Warren Keith Henness was scheduled to die by lethal injection Feb. 13 at the Southern Ohio Correctional Facility in Lucasville.
Henness was convicted of killing 51-year-old Richard Meyers in Columbus in 1992. Authorities say Meyers had been helping Henness find a drug treatment for his wife.
DeWine's order raises new questions about Ohio's troubled death penalty system, including the possibility of an additional round of delays lasting months or years.
It took Ohio more than three years to establish its current three-drug lethal injection protocol, in part because of the difficulty many states have had finding drugs.
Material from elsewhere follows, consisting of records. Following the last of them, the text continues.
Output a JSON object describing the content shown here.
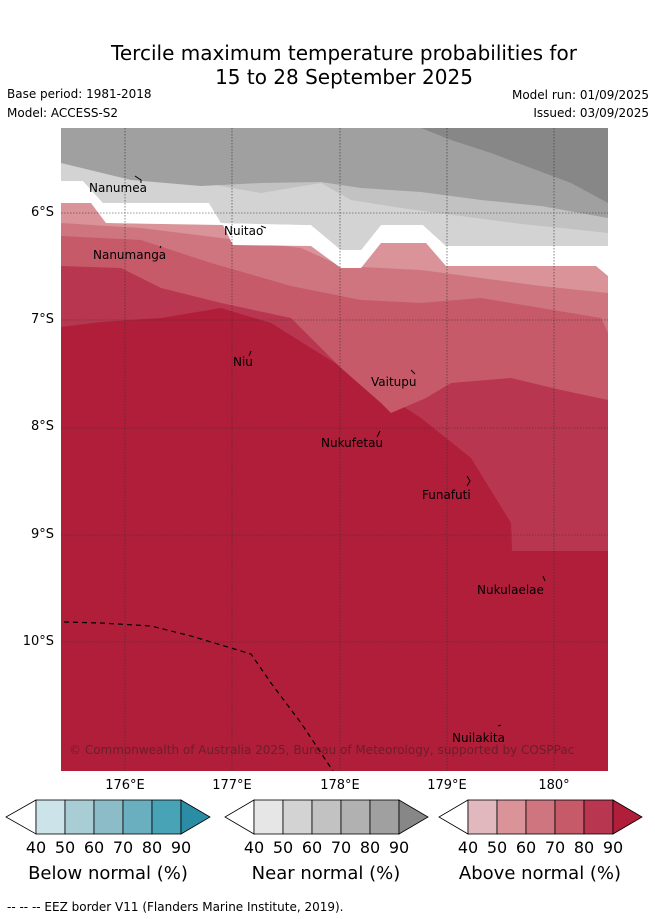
{
  "title": {
    "line1": "Tercile maximum temperature probabilities for",
    "line2": "15 to 28 September 2025"
  },
  "meta": {
    "base_period": "Base period: 1981-2018",
    "model": "Model: ACCESS-S2",
    "model_run": "Model run: 01/09/2025",
    "issued": "Issued: 03/09/2025"
  },
  "map": {
    "lat_labels": [
      "6°S",
      "7°S",
      "8°S",
      "9°S",
      "10°S"
    ],
    "lon_labels": [
      "176°E",
      "177°E",
      "178°E",
      "179°E",
      "180°"
    ],
    "places": [
      "Nanumea",
      "Nuitao",
      "Nanumanga",
      "Niu",
      "Vaitupu",
      "Nukufetau",
      "Funafuti",
      "Nukulaelae",
      "Nuilakita"
    ],
    "copyright": "© Commonwealth of Australia 2025, Bureau of Meteorology, supported by COSPPac"
  },
  "colorbars": {
    "below": {
      "label": "Below normal (%)",
      "ticks": [
        "40",
        "50",
        "60",
        "70",
        "80",
        "90"
      ],
      "colors": [
        "#ffffff",
        "#cce3ea",
        "#a9cdd5",
        "#8bbcc8",
        "#6aafbf",
        "#48a3b6",
        "#2a8ca5"
      ]
    },
    "near": {
      "label": "Near normal (%)",
      "ticks": [
        "40",
        "50",
        "60",
        "70",
        "80",
        "90"
      ],
      "colors": [
        "#ffffff",
        "#e6e6e6",
        "#d3d3d3",
        "#c2c2c2",
        "#b1b1b1",
        "#a0a0a0",
        "#878787"
      ]
    },
    "above": {
      "label": "Above normal (%)",
      "ticks": [
        "40",
        "50",
        "60",
        "70",
        "80",
        "90"
      ],
      "colors": [
        "#ffffff",
        "#e2b8bf",
        "#d99399",
        "#cf7580",
        "#c65a68",
        "#b93650",
        "#b01e3a"
      ]
    }
  },
  "footer": "--  --  -- EEZ border V11 (Flanders Marine Institute, 2019)."
}
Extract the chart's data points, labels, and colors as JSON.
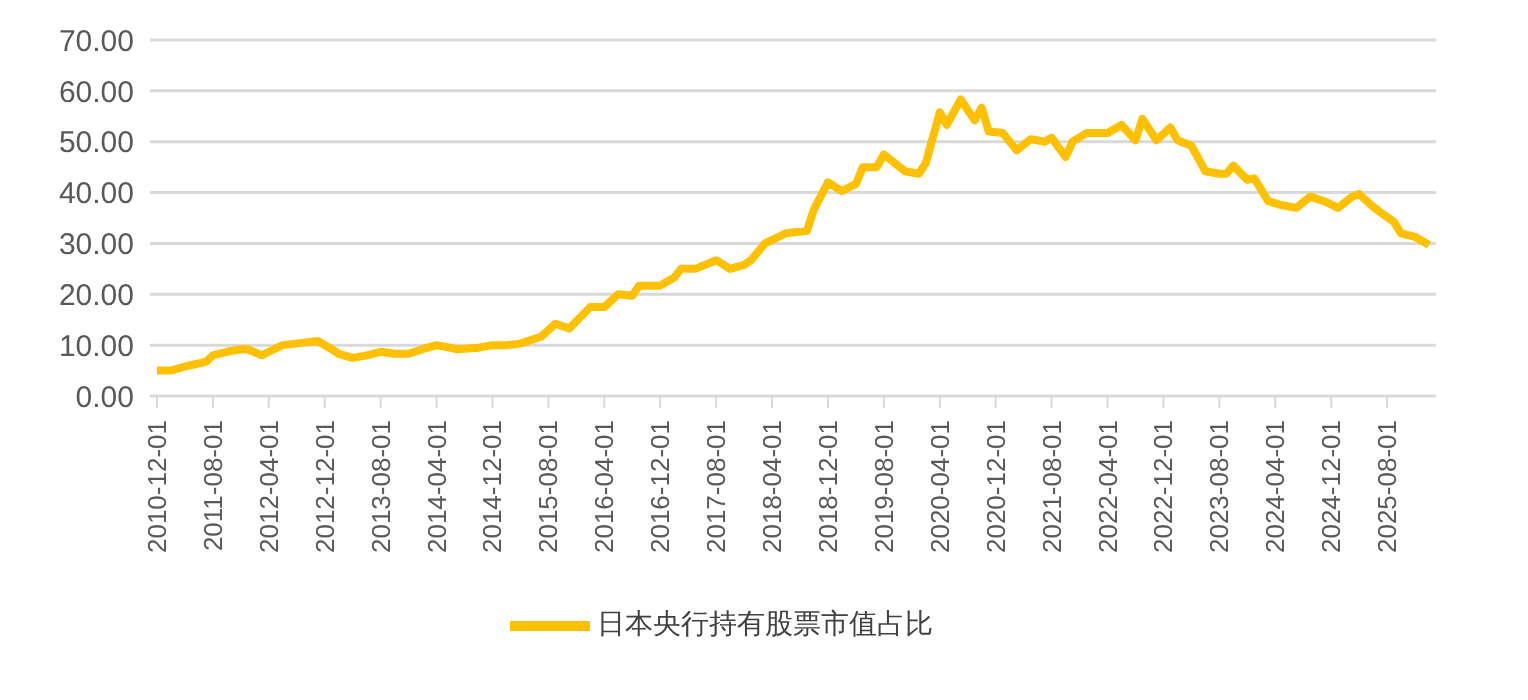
{
  "chart_data": {
    "type": "line",
    "x": [
      "2010-12",
      "2011-02",
      "2011-04",
      "2011-07",
      "2011-08",
      "2011-10",
      "2011-12",
      "2012-01",
      "2012-03",
      "2012-04",
      "2012-06",
      "2012-09",
      "2012-11",
      "2013-01",
      "2013-02",
      "2013-04",
      "2013-06",
      "2013-08",
      "2013-10",
      "2013-12",
      "2014-02",
      "2014-04",
      "2014-07",
      "2014-10",
      "2014-12",
      "2015-02",
      "2015-04",
      "2015-07",
      "2015-09",
      "2015-11",
      "2015-12",
      "2016-02",
      "2016-04",
      "2016-06",
      "2016-08",
      "2016-09",
      "2016-12",
      "2017-02",
      "2017-03",
      "2017-05",
      "2017-08",
      "2017-10",
      "2017-12",
      "2018-01",
      "2018-03",
      "2018-06",
      "2018-09",
      "2018-10",
      "2018-12",
      "2019-02",
      "2019-04",
      "2019-05",
      "2019-07",
      "2019-08",
      "2019-11",
      "2020-01",
      "2020-02",
      "2020-04",
      "2020-05",
      "2020-07",
      "2020-09",
      "2020-10",
      "2020-11",
      "2021-01",
      "2021-03",
      "2021-05",
      "2021-07",
      "2021-08",
      "2021-10",
      "2021-11",
      "2022-01",
      "2022-02",
      "2022-04",
      "2022-05",
      "2022-06",
      "2022-08",
      "2022-09",
      "2022-11",
      "2023-01",
      "2023-02",
      "2023-04",
      "2023-06",
      "2023-08",
      "2023-09",
      "2023-10",
      "2023-12",
      "2024-01",
      "2024-03",
      "2024-05",
      "2024-07",
      "2024-09",
      "2024-11",
      "2025-01",
      "2025-03",
      "2025-04",
      "2025-06",
      "2025-07",
      "2025-09",
      "2025-10",
      "2025-12",
      "2026-02"
    ],
    "series": [
      {
        "name": "日本央行持有股票市值占比",
        "color": "#ffc000",
        "values": [
          5.0,
          5.0,
          5.8,
          6.7,
          8.0,
          8.7,
          9.2,
          9.2,
          8.0,
          8.7,
          10.0,
          10.5,
          10.8,
          9.2,
          8.3,
          7.5,
          8.0,
          8.7,
          8.3,
          8.3,
          9.2,
          10.0,
          9.2,
          9.5,
          10.0,
          10.0,
          10.3,
          11.7,
          14.2,
          13.3,
          14.7,
          17.5,
          17.5,
          20.0,
          19.7,
          21.7,
          21.7,
          23.3,
          25.0,
          25.0,
          26.7,
          25.0,
          25.8,
          26.7,
          30.0,
          32.0,
          32.5,
          36.7,
          42.0,
          40.3,
          41.7,
          45.0,
          45.0,
          47.5,
          44.2,
          43.7,
          45.8,
          55.8,
          53.3,
          58.3,
          54.2,
          56.7,
          52.0,
          51.7,
          48.3,
          50.5,
          50.0,
          50.8,
          47.0,
          50.0,
          51.7,
          51.7,
          51.7,
          52.5,
          53.3,
          50.3,
          54.5,
          50.3,
          52.8,
          50.3,
          49.2,
          44.2,
          43.7,
          43.7,
          45.3,
          42.5,
          42.8,
          38.3,
          37.5,
          37.0,
          39.2,
          38.3,
          37.0,
          39.2,
          39.7,
          37.2,
          36.2,
          34.2,
          32.0,
          31.3,
          29.7
        ]
      }
    ],
    "xlim": [
      "2010-11",
      "2026-03"
    ],
    "xticks": [
      "2010-12-01",
      "2011-08-01",
      "2012-04-01",
      "2012-12-01",
      "2013-08-01",
      "2014-04-01",
      "2014-12-01",
      "2015-08-01",
      "2016-04-01",
      "2016-12-01",
      "2017-08-01",
      "2018-04-01",
      "2018-12-01",
      "2019-08-01",
      "2020-04-01",
      "2020-12-01",
      "2021-08-01",
      "2022-04-01",
      "2022-12-01",
      "2023-08-01",
      "2024-04-01",
      "2024-12-01",
      "2025-08-01"
    ],
    "ylim": [
      0,
      70
    ],
    "yticks": [
      {
        "value": 0,
        "label": "0.00"
      },
      {
        "value": 10,
        "label": "10.00"
      },
      {
        "value": 20,
        "label": "20.00"
      },
      {
        "value": 30,
        "label": "30.00"
      },
      {
        "value": 40,
        "label": "40.00"
      },
      {
        "value": 50,
        "label": "50.00"
      },
      {
        "value": 60,
        "label": "60.00"
      },
      {
        "value": 70,
        "label": "70.00"
      }
    ],
    "grid": "y",
    "legend": "bottom",
    "marker": "none",
    "line_style": "solid"
  }
}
The state carried out the first execution under the current system in 2017.
The drug scarcity occurred over the past decade as multiple manufacturers and distributors put their drugs off limits for executions.
The first drug in Ohio's system, the sedative midazolam, has also been subject to lawsuits that argue it exposes inmates to the possibility of severe pain because it doesn't render them deeply enough unconscious.
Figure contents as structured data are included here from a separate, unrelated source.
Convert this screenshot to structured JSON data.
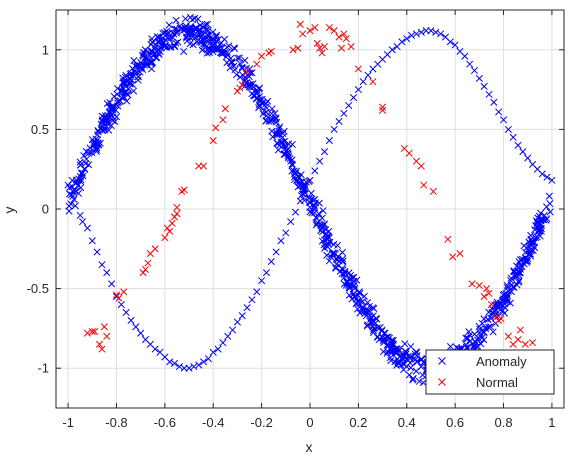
{
  "chart_data": {
    "type": "scatter",
    "title": "",
    "xlabel": "x",
    "ylabel": "y",
    "xlim": [
      -1.05,
      1.05
    ],
    "ylim": [
      -1.25,
      1.25
    ],
    "grid": true,
    "legend_position": "bottom-right",
    "x_ticks": [
      "-1",
      "-0.8",
      "-0.6",
      "-0.4",
      "-0.2",
      "0",
      "0.2",
      "0.4",
      "0.6",
      "0.8",
      "1"
    ],
    "y_ticks": [
      "-1",
      "-0.5",
      "0",
      "0.5",
      "1"
    ],
    "series": [
      {
        "name": "Anomaly",
        "color": "#0000ff",
        "marker": "x",
        "description": "dense band of about 1000 points along y = sin(pi·(x+1)) with noise ±0.05",
        "points": [
          [
            -1.0,
            0.15
          ],
          [
            -0.98,
            0.08
          ],
          [
            -0.97,
            0.02
          ],
          [
            -0.95,
            -0.04
          ],
          [
            -0.94,
            -0.08
          ],
          [
            -0.92,
            -0.12
          ],
          [
            -0.9,
            -0.2
          ],
          [
            -0.88,
            -0.27
          ],
          [
            -0.86,
            -0.35
          ],
          [
            -0.84,
            -0.4
          ],
          [
            -0.82,
            -0.47
          ],
          [
            -0.8,
            -0.55
          ],
          [
            -0.78,
            -0.6
          ],
          [
            -0.76,
            -0.65
          ],
          [
            -0.74,
            -0.7
          ],
          [
            -0.72,
            -0.74
          ],
          [
            -0.7,
            -0.78
          ],
          [
            -0.68,
            -0.82
          ],
          [
            -0.66,
            -0.85
          ],
          [
            -0.64,
            -0.88
          ],
          [
            -0.62,
            -0.9
          ],
          [
            -0.6,
            -0.93
          ],
          [
            -0.58,
            -0.96
          ],
          [
            -0.56,
            -0.97
          ],
          [
            -0.54,
            -0.99
          ],
          [
            -0.52,
            -1.0
          ],
          [
            -0.5,
            -1.0
          ],
          [
            -0.48,
            -0.99
          ],
          [
            -0.46,
            -0.98
          ],
          [
            -0.44,
            -0.96
          ],
          [
            -0.42,
            -0.94
          ],
          [
            -0.4,
            -0.9
          ],
          [
            -0.38,
            -0.88
          ],
          [
            -0.36,
            -0.84
          ],
          [
            -0.34,
            -0.8
          ],
          [
            -0.32,
            -0.76
          ],
          [
            -0.3,
            -0.71
          ],
          [
            -0.28,
            -0.67
          ],
          [
            -0.26,
            -0.62
          ],
          [
            -0.24,
            -0.57
          ],
          [
            -0.22,
            -0.52
          ],
          [
            -0.2,
            -0.45
          ],
          [
            -0.18,
            -0.4
          ],
          [
            -0.16,
            -0.33
          ],
          [
            -0.14,
            -0.27
          ],
          [
            -0.12,
            -0.2
          ],
          [
            -0.1,
            -0.15
          ],
          [
            -0.08,
            -0.08
          ],
          [
            -0.06,
            -0.02
          ],
          [
            -0.04,
            0.05
          ],
          [
            -0.02,
            0.1
          ],
          [
            0.0,
            0.18
          ],
          [
            0.02,
            0.24
          ],
          [
            0.04,
            0.3
          ],
          [
            0.06,
            0.36
          ],
          [
            0.08,
            0.43
          ],
          [
            0.1,
            0.5
          ],
          [
            0.12,
            0.55
          ],
          [
            0.14,
            0.6
          ],
          [
            0.16,
            0.65
          ],
          [
            0.18,
            0.7
          ],
          [
            0.2,
            0.75
          ],
          [
            0.22,
            0.8
          ],
          [
            0.24,
            0.84
          ],
          [
            0.26,
            0.88
          ],
          [
            0.28,
            0.91
          ],
          [
            0.3,
            0.94
          ],
          [
            0.32,
            0.97
          ],
          [
            0.34,
            1.0
          ],
          [
            0.36,
            1.02
          ],
          [
            0.38,
            1.05
          ],
          [
            0.4,
            1.07
          ],
          [
            0.42,
            1.09
          ],
          [
            0.44,
            1.1
          ],
          [
            0.46,
            1.11
          ],
          [
            0.48,
            1.12
          ],
          [
            0.5,
            1.12
          ],
          [
            0.52,
            1.11
          ],
          [
            0.54,
            1.1
          ],
          [
            0.56,
            1.08
          ],
          [
            0.58,
            1.05
          ],
          [
            0.6,
            1.03
          ],
          [
            0.62,
            0.99
          ],
          [
            0.64,
            0.96
          ],
          [
            0.66,
            0.91
          ],
          [
            0.68,
            0.87
          ],
          [
            0.7,
            0.82
          ],
          [
            0.72,
            0.77
          ],
          [
            0.74,
            0.72
          ],
          [
            0.76,
            0.67
          ],
          [
            0.78,
            0.61
          ],
          [
            0.8,
            0.56
          ],
          [
            0.82,
            0.5
          ],
          [
            0.84,
            0.45
          ],
          [
            0.86,
            0.4
          ],
          [
            0.88,
            0.36
          ],
          [
            0.9,
            0.32
          ],
          [
            0.92,
            0.28
          ],
          [
            0.94,
            0.25
          ],
          [
            0.96,
            0.22
          ],
          [
            0.98,
            0.2
          ],
          [
            1.0,
            0.18
          ]
        ]
      },
      {
        "name": "Normal",
        "color": "#ff0000",
        "marker": "x",
        "points": [
          [
            -0.92,
            -0.78
          ],
          [
            -0.9,
            -0.77
          ],
          [
            -0.89,
            -0.77
          ],
          [
            -0.87,
            -0.85
          ],
          [
            -0.86,
            -0.88
          ],
          [
            -0.85,
            -0.74
          ],
          [
            -0.84,
            -0.8
          ],
          [
            -0.8,
            -0.54
          ],
          [
            -0.79,
            -0.56
          ],
          [
            -0.77,
            -0.52
          ],
          [
            -0.69,
            -0.4
          ],
          [
            -0.68,
            -0.38
          ],
          [
            -0.67,
            -0.34
          ],
          [
            -0.66,
            -0.28
          ],
          [
            -0.64,
            -0.25
          ],
          [
            -0.6,
            -0.18
          ],
          [
            -0.59,
            -0.12
          ],
          [
            -0.58,
            -0.14
          ],
          [
            -0.57,
            -0.09
          ],
          [
            -0.56,
            -0.05
          ],
          [
            -0.55,
            -0.03
          ],
          [
            -0.55,
            0.01
          ],
          [
            -0.53,
            0.11
          ],
          [
            -0.52,
            0.12
          ],
          [
            -0.46,
            0.27
          ],
          [
            -0.44,
            0.27
          ],
          [
            -0.4,
            0.43
          ],
          [
            -0.39,
            0.51
          ],
          [
            -0.36,
            0.56
          ],
          [
            -0.35,
            0.63
          ],
          [
            -0.3,
            0.74
          ],
          [
            -0.29,
            0.76
          ],
          [
            -0.28,
            0.78
          ],
          [
            -0.26,
            0.86
          ],
          [
            -0.22,
            0.91
          ],
          [
            -0.2,
            0.96
          ],
          [
            -0.17,
            0.98
          ],
          [
            -0.16,
            0.99
          ],
          [
            -0.07,
            1.0
          ],
          [
            -0.05,
            1.01
          ],
          [
            -0.04,
            1.16
          ],
          [
            -0.03,
            1.1
          ],
          [
            0.0,
            1.12
          ],
          [
            0.02,
            1.14
          ],
          [
            0.03,
            1.04
          ],
          [
            0.04,
            1.01
          ],
          [
            0.05,
            0.98
          ],
          [
            0.06,
            1.02
          ],
          [
            0.08,
            1.14
          ],
          [
            0.1,
            1.12
          ],
          [
            0.12,
            1.08
          ],
          [
            0.13,
            1.01
          ],
          [
            0.14,
            1.1
          ],
          [
            0.15,
            1.07
          ],
          [
            0.17,
            1.02
          ],
          [
            0.2,
            0.88
          ],
          [
            0.26,
            0.8
          ],
          [
            0.3,
            0.64
          ],
          [
            0.3,
            0.62
          ],
          [
            0.39,
            0.38
          ],
          [
            0.41,
            0.35
          ],
          [
            0.44,
            0.3
          ],
          [
            0.46,
            0.27
          ],
          [
            0.47,
            0.15
          ],
          [
            0.51,
            0.11
          ],
          [
            0.57,
            -0.19
          ],
          [
            0.59,
            -0.3
          ],
          [
            0.62,
            -0.28
          ],
          [
            0.67,
            -0.47
          ],
          [
            0.7,
            -0.48
          ],
          [
            0.72,
            -0.55
          ],
          [
            0.73,
            -0.5
          ],
          [
            0.74,
            -0.53
          ],
          [
            0.75,
            -0.6
          ],
          [
            0.77,
            -0.68
          ],
          [
            0.78,
            -0.7
          ],
          [
            0.79,
            -0.69
          ],
          [
            0.82,
            -0.8
          ],
          [
            0.84,
            -0.85
          ],
          [
            0.86,
            -0.82
          ],
          [
            0.87,
            -0.76
          ],
          [
            0.89,
            -0.85
          ],
          [
            0.92,
            -0.84
          ]
        ]
      }
    ]
  }
}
Because of Ohio's use of midazolam, federal Judge Michael Merz called the constitutionality of the state's system into question in a Jan. 14 ruling and said inmates could suffer an experience similar to waterboarding.
However, Merz did not stop the execution. Instead, he said that under a test created by a previous U.S. Supreme Court ruling, Henness couldn't demonstrate that a feasible execution alternative exists, and thus the execution could proceed.
Merz's ruling is likely headed to a federal appeals court, which has previously upheld the use of midazolam in Ohio.
Three additional executions are scheduled before September. It's likely attorneys in all those cases will ask for similar delays.
Henness' lawyers, who had asked DeWine on Thursday for the delay, were pleased with the decision.
"We commend Governor DeWine for his leadership and for ensuring the justice system operates humanely in Ohio," said David Stebbins, a federal public defender, in an emailed statement.
The announcement was DeWine's first as governor regarding a death penalty case.
Myers was a lab technician at a veterans hospital in Chillicothe in southern Ohio and frequently volunteered with Alcoholics Anonymous.
Prosecutors said Henness kidnapped Myers, bound and then shot him at an abandoned water treatment plant, and then stole his credit cards, checks and car.
Henness, 55; his wife, Tabatha Henness; and friend Ronald Fair drove around in Myers' car for several days afterward, forging the checks and using the credit cards, according to prosecutors.
Henness' wife and their friend pleaded guilty to minor charges of forgery and then testified against Henness at trial.
Henness' attorneys have argued he deserves mercy because of lingering questions about the others' involvement in the killing.
Prosecutors say Henness has a history of lying and refusing to take responsibility for the killing.
The Ohio Parole Board unanimously rejected Henness' plea for mercy this month.